How does Ohio START work?

The Ohio START pilot was built on the foundation established by the START (Sobriety, Treatment, and Recovery Teams) model in Ohio’s Cuyahoga County and in Kentucky, but with an additional focus on reducing the impact of trauma on children.

When a referral alleging parental substance use is made to a county child welfare agency participating in the pilot:

  • The START team, which consists of a caseworker and a peer mentor, goes to the family home. The peer mentor is an employee, usually with the behavioral health agency, who has lived experience with substance abuse and/or the child welfare system. The caseworker is a child welfare staff member who has received specialized training on the START model, the UNCOPE substance abuse screening tool, and a child trauma screening tool.
  • In addition to performing the traditional safety/risk assessment, the START caseworker screens for parental substance abuse.
    • If a parent’s UNCOPE score is indicative of substance abuse, the parent is offered the option of participating in Ohio START and entering treatment immediately.
  • The START caseworker also administers a child trauma screening during the initial investigation.
    • Children whose screening score is indicative of trauma are referred to appropriate mental health services.
  • If a family chooses to participate in Ohio START, a Family Team Meeting (FTM) is held, which includes the family, peer mentor, START caseworker, and other family supports.

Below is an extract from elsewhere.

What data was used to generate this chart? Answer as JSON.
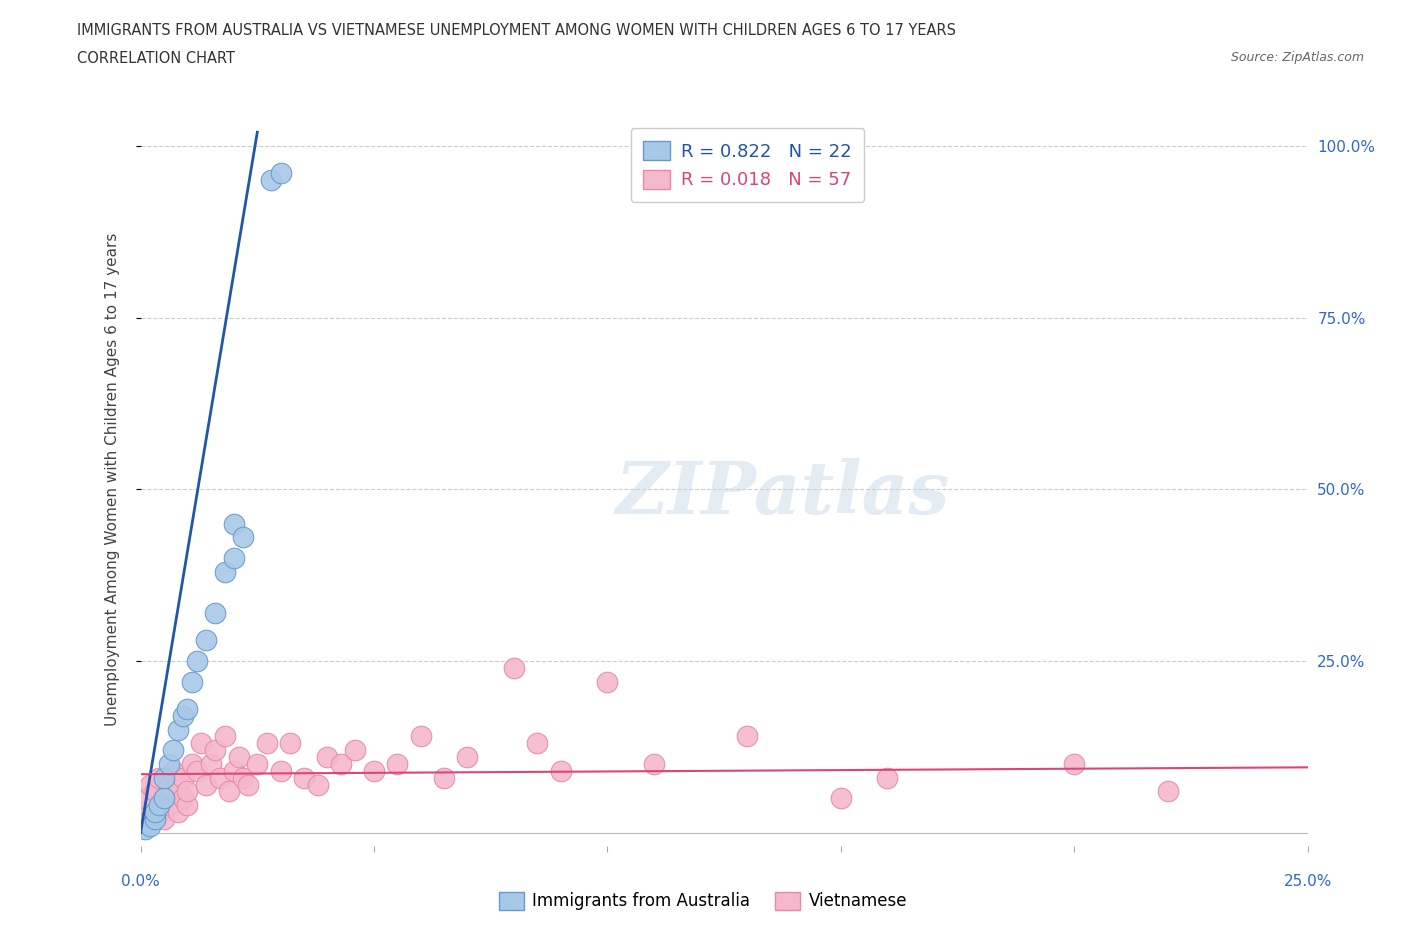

FTMs are subsequently held every six months or any time there is a crisis, relapse, or change in the case plan.
  • The START team visits the family at least once a week; peer mentors often visit more frequently and also support families with transportation to services. Peer mentors are a key component of the model, as they offer hope to parents that recovery is possible. They also help families navigate the complexities of the child welfare and behavioral health/treatment systems.

How will we know if Ohio START is effective?

The assessment-related goal of the Ohio START pilot is to demonstrate that, with the right services and supports in place: (1) children can safely stay at home with their parents; and (2) children that are placed in out-of-home care can return home more quickly. The effects of Ohio START and its outcomes related to these goals will be the subject of an independent evaluation.